Da der Arbeitsmarkt dem Kläger verschlossen ist, steht ihm Rente wegen voller Erwerbsminderung zu.

Der Versicherungsfall, aufgrund dessen der Kläger einen Anspruch auf Rente wegen Erwerbsminderung hat, ist unter Berücksichtigung aller vorliegenden ärztlichen Äußerungen mit dem zweiten Hörsturz und der Feststellung von Taubheit am 19. Oktober 1998 eingetreten. In den vorausgegangenen fünf Kalenderjahren hat der Kläger auch mehr als drei Jahre Pflichtbeiträge zurückgelegt, so dass auch die versicherungsrechtlichen Voraussetzungen eines Anspruchs auf Rente erfüllt sind. Die Rente beginnt somit mit Beginn des Antragsmonats am 1. Mai 2002, weil der im Rentenverfahren zugrunde liegende Rentenantrag nicht bis zum Ende des dritten Kalendermonats nach Ablauf des Monats gestellt wurde, in dem die Anspruchsvoraussetzungen erfüllt waren.

Die Rente ist auch unbefristet zu leisten, weil es unwahrscheinlich ist, dass die Minderung der Erwerbsfähigkeit, die durch die Ertaubung des Klägers bedingt ist, behoben werden kann.
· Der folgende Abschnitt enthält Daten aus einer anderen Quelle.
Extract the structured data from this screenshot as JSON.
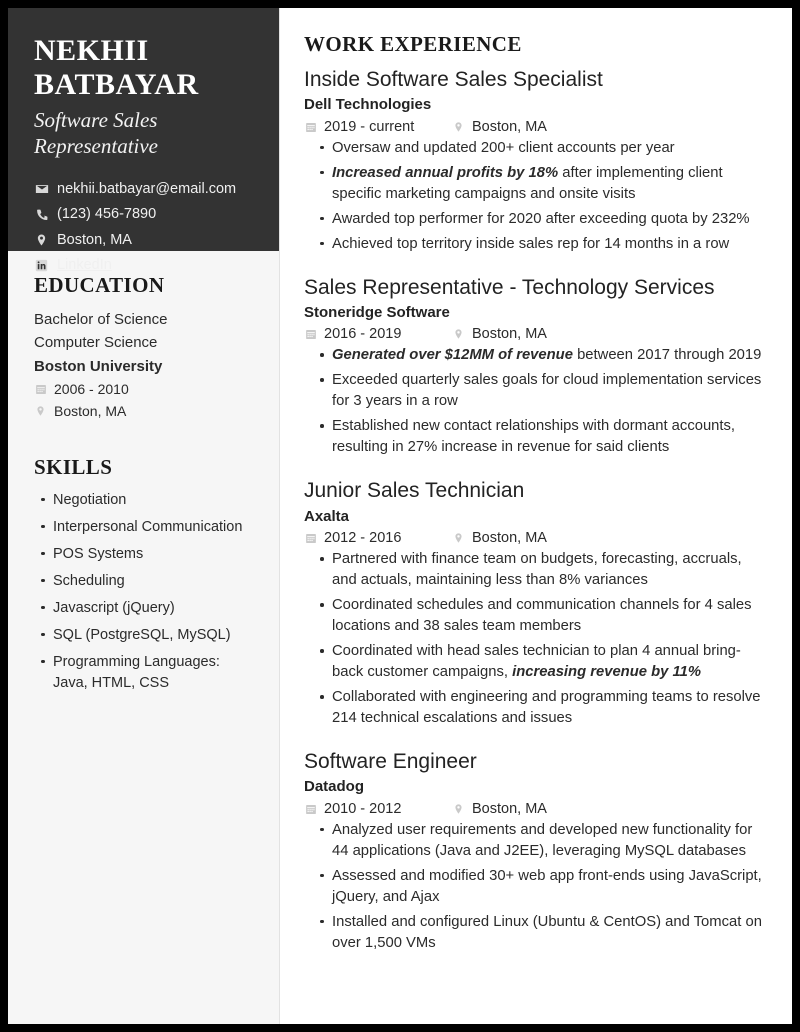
{
  "theme": {
    "frame_color": "#000000",
    "header_bg": "#333333",
    "sidebar_bg": "#f6f6f6",
    "page_bg": "#ffffff",
    "text_color": "#2b2b2b",
    "icon_color": "#c9c9c9"
  },
  "sidebar": {
    "name_lines": [
      "NEKHII",
      "BATBAYAR"
    ],
    "job_title_lines": [
      "Software Sales",
      "Representative"
    ],
    "contact": [
      {
        "icon": "email-icon",
        "text": "nekhii.batbayar@email.com",
        "link": false
      },
      {
        "icon": "phone-icon",
        "text": "(123) 456-7890",
        "link": false
      },
      {
        "icon": "location-icon",
        "text": "Boston, MA",
        "link": false
      },
      {
        "icon": "linkedin-icon",
        "text": "LinkedIn",
        "link": true
      }
    ],
    "education": {
      "title": "EDUCATION",
      "degree": "Bachelor of Science",
      "field": "Computer Science",
      "school": "Boston University",
      "dates": "2006 - 2010",
      "location": "Boston, MA"
    },
    "skills": {
      "title": "SKILLS",
      "items": [
        "Negotiation",
        "Interpersonal Communication",
        "POS Systems",
        "Scheduling",
        "Javascript (jQuery)",
        "SQL (PostgreSQL, MySQL)",
        "Programming Languages: Java, HTML, CSS"
      ]
    }
  },
  "main": {
    "section_title": "WORK EXPERIENCE",
    "jobs": [
      {
        "title": "Inside Software Sales Specialist",
        "company": "Dell Technologies",
        "dates": "2019 - current",
        "location": "Boston, MA",
        "bullets": [
          {
            "pre": "",
            "highlight": "",
            "post": "Oversaw and updated 200+ client accounts per year"
          },
          {
            "pre": "",
            "highlight": "Increased annual profits by 18%",
            "post": " after implementing client specific marketing campaigns and onsite visits"
          },
          {
            "pre": "",
            "highlight": "",
            "post": "Awarded top performer for 2020 after exceeding quota by 232%"
          },
          {
            "pre": "",
            "highlight": "",
            "post": "Achieved top territory inside sales rep for 14 months in a row"
          }
        ]
      },
      {
        "title": "Sales Representative - Technology Services",
        "company": "Stoneridge Software",
        "dates": "2016 - 2019",
        "location": "Boston, MA",
        "bullets": [
          {
            "pre": "",
            "highlight": "Generated over $12MM of revenue",
            "post": " between 2017 through 2019"
          },
          {
            "pre": "",
            "highlight": "",
            "post": "Exceeded quarterly sales goals for cloud implementation services for 3 years in a row"
          },
          {
            "pre": "",
            "highlight": "",
            "post": "Established new contact relationships with dormant accounts, resulting in 27% increase in revenue for said clients"
          }
        ]
      },
      {
        "title": "Junior Sales Technician",
        "company": "Axalta",
        "dates": "2012 - 2016",
        "location": "Boston, MA",
        "bullets": [
          {
            "pre": "",
            "highlight": "",
            "post": "Partnered with finance team on budgets, forecasting, accruals, and actuals, maintaining less than 8% variances"
          },
          {
            "pre": "",
            "highlight": "",
            "post": "Coordinated schedules and communication channels for 4 sales locations and 38 sales team members"
          },
          {
            "pre": "Coordinated with head sales technician to plan 4 annual bring-back customer campaigns, ",
            "highlight": "increasing revenue by 11%",
            "post": ""
          },
          {
            "pre": "",
            "highlight": "",
            "post": "Collaborated with engineering and programming teams to resolve 214 technical escalations and issues"
          }
        ]
      },
      {
        "title": "Software Engineer",
        "company": "Datadog",
        "dates": "2010 - 2012",
        "location": "Boston, MA",
        "bullets": [
          {
            "pre": "",
            "highlight": "",
            "post": "Analyzed user requirements and developed new functionality for 44 applications (Java and J2EE), leveraging MySQL databases"
          },
          {
            "pre": "",
            "highlight": "",
            "post": "Assessed and modified 30+ web app front-ends using JavaScript, jQuery, and Ajax"
          },
          {
            "pre": "",
            "highlight": "",
            "post": "Installed and configured Linux (Ubuntu & CentOS) and Tomcat on over 1,500 VMs"
          }
        ]
      }
    ]
  }
}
Auf die Berufung des Klägers waren deswegen die Bescheide der Beklagten sowie das angefochtene Urteil des SG aufzuheben und die Beklagte zu verurteilen, dem Kläger ab 1. Mai 2002 Rente wegen voller Erwerbsminderung zu gewähren.

Die Kostenentscheidung beruht auf § 193 SGG.

Gründe für eine Zulassung der Revision liegen nicht vor.